> It’s also not the case in 99% of US claims. [...] Surely, there are mistakes made, but there is no standard operating procedure at insurance companies to deny healthcare.
This is so out of sync with the experience of everyone i know that i wonder if you've interacted with the healthcare system at all beyond checkups and occasional antibiotics.
I'll chime in with an opposing anecdote about managing the healthcare for my father with cancer. Dealing with a large insurer, we have no problems with being denied coverage, timely prior approvals, and while some of the copays are high, they are not unreasonable for the plan he chose. Whenever I call, the agents are pleasantly helpful. My main complaint is with providers' fraudulent billing ("cost": $500, "adjustment": $390, insurance: $65, copay: $45), and the worst thing I've had to do was sometimes wait after receiving a billing nastygram, for the claims to settle out.
Of course he is of Medicare age, so this is a Medicare Advantage plan that is still bound by many of the Medicare rules and copay schedules. I can't imagine going through the same thing with my own insurance.
If it was true that insurers are routinely erroneously denying care, then people would be taking advantage of the ACA law that mandates external review of all claims and subjects insurers to the external’s reviewers’ decision.
I’m bipolar and every month I’m dealing with insurance medication denying extreme common, proven, and relatively cheap first-line medications. My insurance constantly requires exemptions and referrals for every step of my treatment. Even for things that have already been approved.
At this point, it would be cheaper and easier to manage everything myself. The only problem is, if I don’t use my insurance, the out of pocket maximum for inpatient treatment would be so expensive I’d refuse treatment and risk killing myself or harming other people. (Which is very much non-zero.)
As a child, my parents constantly fought insurance to get life-threatening allergies treated.
You seriously over-estimate how much people know about their rights and the time they are willing to spend exercising them. But you are right that they should.
That's actually very interesting. Although the article is from Apr 2014, it has some statistics that may be relevant to insurers erroneously denying coverage:
>Insurers say only about three percent of claims are denied.
>California data show about half the time a patient challenges a denied health care service through a third party, the patient wins and gets the health service.
If we assume that denied claims that were overturned were erroneously denied coverage by the insurance company, then half is a huge error proportion, one that would make me think the insurance company is doing it intentionally, or at least intentionally not doing it right.

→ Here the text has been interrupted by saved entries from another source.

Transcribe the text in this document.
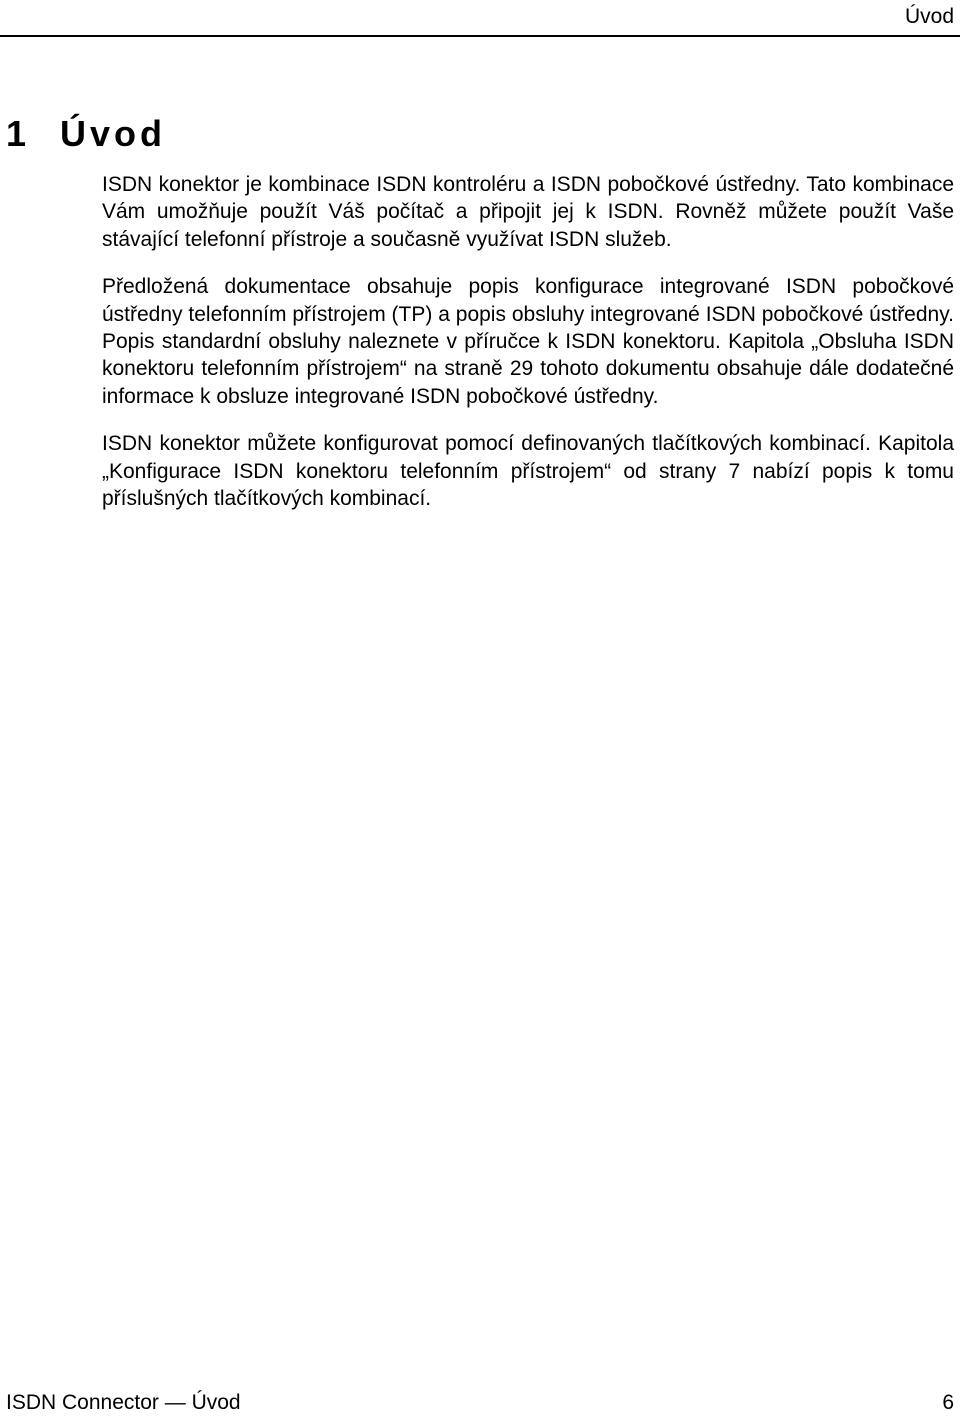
Úvod
1 Úvod

ISDN konektor je kombinace ISDN kontroléru a ISDN pobočkové ústředny. Tato kombinace Vám umožňuje použít Váš počítač a připojit jej k ISDN. Rovněž můžete použít Vaše stávající telefonní přístroje a současně využívat ISDN služeb.

Předložená dokumentace obsahuje popis konfigurace integrované ISDN pobočkové ústředny telefonním přístrojem (TP) a popis obsluhy integrované ISDN pobočkové ústředny. Popis standardní obsluhy naleznete v příručce k ISDN konektoru. Kapitola „Obsluha ISDN konektoru telefonním přístrojem“ na straně 29 tohoto dokumentu obsahuje dále dodatečné informace k obsluze integrované ISDN pobočkové ústředny.

ISDN konektor můžete konfigurovat pomocí definovaných tlačítkových kombinací. Kapitola „Konfigurace ISDN konektoru telefonním přístrojem“ od strany 7 nabízí popis k tomu příslušných tlačítkových kombinací.

ISDN Connector — Úvod	6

But maybe the ones that got appealed are closer to being decisions that could go either way and the ones that don't get appealed are black and white cases that were clearly covered or not covered.

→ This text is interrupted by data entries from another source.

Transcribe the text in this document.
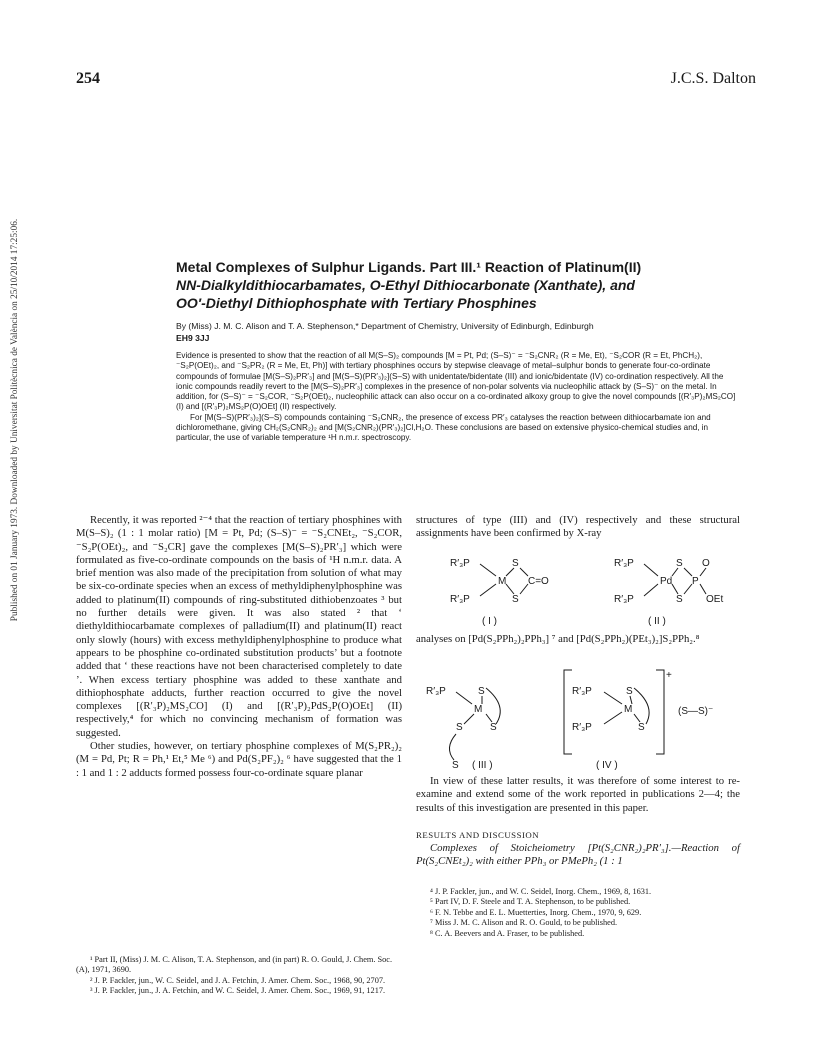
Published on 01 January 1973. Downloaded by Universitat Politècnica de València on 25/10/2014 17:25:06.
254	J.C.S. Dalton
Metal Complexes of Sulphur Ligands. Part III.¹ Reaction of Platinum(II)
NN-Dialkyldithiocarbamates, O-Ethyl Dithiocarbonate (Xanthate), and
OO′-Diethyl Dithiophosphate with Tertiary Phosphines
By (Miss) J. M. C. Alison and T. A. Stephenson,* Department of Chemistry, University of Edinburgh, Edinburgh
EH9 3JJ

Evidence is presented to show that the reaction of all M(S–S)₂ compounds [M = Pt, Pd; (S–S)⁻ = ⁻S₂CNR₂ (R = Me, Et), ⁻S₂COR (R = Et, PhCH₂), ⁻S₂P(OEt)₂, and ⁻S₂PR₂ (R = Me, Et, Ph)] with tertiary phosphines occurs by stepwise cleavage of metal–sulphur bonds to generate four-co-ordinate compounds of formulae [M(S–S)₂PR′₃] and [M(S–S)(PR′₃)₂](S–S) with unidentate/bidentate (III) and ionic/bidentate (IV) co-ordination respectively. All the ionic compounds readily revert to the [M(S–S)₂PR′₃] complexes in the presence of non-polar solvents via nucleophilic attack by (S–S)⁻ on the metal. In addition, for (S–S)⁻ = ⁻S₂COR, ⁻S₂P(OEt)₂, nucleophilic attack can also occur on a co-ordinated alkoxy group to give the novel compounds [(R′₃P)₂MS₂CO] (I) and [(R′₃P)₂MS₂P(O)OEt] (II) respectively.

For [M(S–S)(PR′₃)₂](S–S) compounds containing ⁻S₂CNR₂, the presence of excess PR′₃ catalyses the reaction between dithiocarbamate ion and dichloromethane, giving CH₂(S₂CNR₂)₂ and [M(S₂CNR₂)(PR′₃)₂]Cl,H₂O. These conclusions are based on extensive physico-chemical studies and, in particular, the use of variable temperature ¹H n.m.r. spectroscopy.

Recently, it was reported ²⁻⁴ that the reaction of tertiary phosphines with M(S–S)₂ (1 : 1 molar ratio) [M = Pt, Pd; (S–S)⁻ = ⁻S₂CNEt₂, ⁻S₂COR, ⁻S₂P(OEt)₂, and ⁻S₂CR] gave the complexes [M(S–S)₂PR′₃] which were formulated as five-co-ordinate compounds on the basis of ¹H n.m.r. data. A brief mention was also made of the precipitation from solution of what may be six-co-ordinate species when an excess of methyldiphenylphosphine was added to platinum(II) compounds of ring-substituted dithiobenzoates ³ but no further details were given. It was also stated ² that ‘ diethyldithiocarbamate complexes of palladium(II) and platinum(II) react only slowly (hours) with excess methyldiphenylphosphine to produce what appears to be phosphine co-ordinated substitution products’ but a footnote added that ‘ these reactions have not been characterised completely to date ’. When excess tertiary phosphine was added to these xanthate and dithiophosphate adducts, further reaction occurred to give the novel complexes [(R′₃P)₂MS₂CO] (I) and [(R′₃P)₂PdS₂P(O)OEt] (II) respectively,⁴ for which no convincing mechanism of formation was suggested.

Other studies, however, on tertiary phosphine complexes of M(S₂PR₂)₂ (M = Pd, Pt; R = Ph,¹ Et,⁵ Me ⁶) and Pd(S₂PF₂)₂ ⁶ have suggested that the 1 : 1 and 1 : 2 adducts formed possess four-co-ordinate square planar

structures of type (III) and (IV) respectively and these structural assignments have been confirmed by X-ray
R′₃P
R′₃P
M
S
S
C=O
( I )
R′₃P
R′₃P
Pd
S
S
P
O
OEt
( II )
analyses on [Pd(S₂PPh₂)₂PPh₃] ⁷ and [Pd(S₂PPh₂)(PEt₃)₂]S₂PPh₂.⁸
R′₃P	S
M
S	S
S ( III )
R′₃P
R′₃P
S
M
S
+
(S—S)⁻
( IV )

In view of these latter results, it was therefore of some interest to re-examine and extend some of the work reported in publications 2—4; the results of this investigation are presented in this paper.

RESULTS AND DISCUSSION

Complexes of Stoicheiometry [Pt(S₂CNR₂)₂PR′₃].—Reaction of Pt(S₂CNEt₂)₂ with either PPh₃ or PMePh₂ (1 : 1

¹ Part II, (Miss) J. M. C. Alison, T. A. Stephenson, and (in part) R. O. Gould, J. Chem. Soc. (A), 1971, 3690.

² J. P. Fackler, jun., W. C. Seidel, and J. A. Fetchin, J. Amer. Chem. Soc., 1968, 90, 2707.

³ J. P. Fackler, jun., J. A. Fetchin, and W. C. Seidel, J. Amer. Chem. Soc., 1969, 91, 1217.

⁴ J. P. Fackler, jun., and W. C. Seidel, Inorg. Chem., 1969, 8, 1631.

⁵ Part IV, D. F. Steele and T. A. Stephenson, to be published.

⁶ F. N. Tebbe and E. L. Muetterties, Inorg. Chem., 1970, 9, 629.

⁷ Miss J. M. C. Alison and R. O. Gould, to be published.

⁸ C. A. Beevers and A. Fraser, to be published.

It’s easy to lie with statistics. I’d be willing to bet lots of money that it’s 1% because the vast majority of claims are doctors appointments and other very routine things and that major medical procedures, that are less common though more impactful, make up a disproportionate number of denials.
This is so out of sync with the experience of everyone i know that i wonder if you've interacted with the healthcare system at all beyond checkups and occasional antibiotics.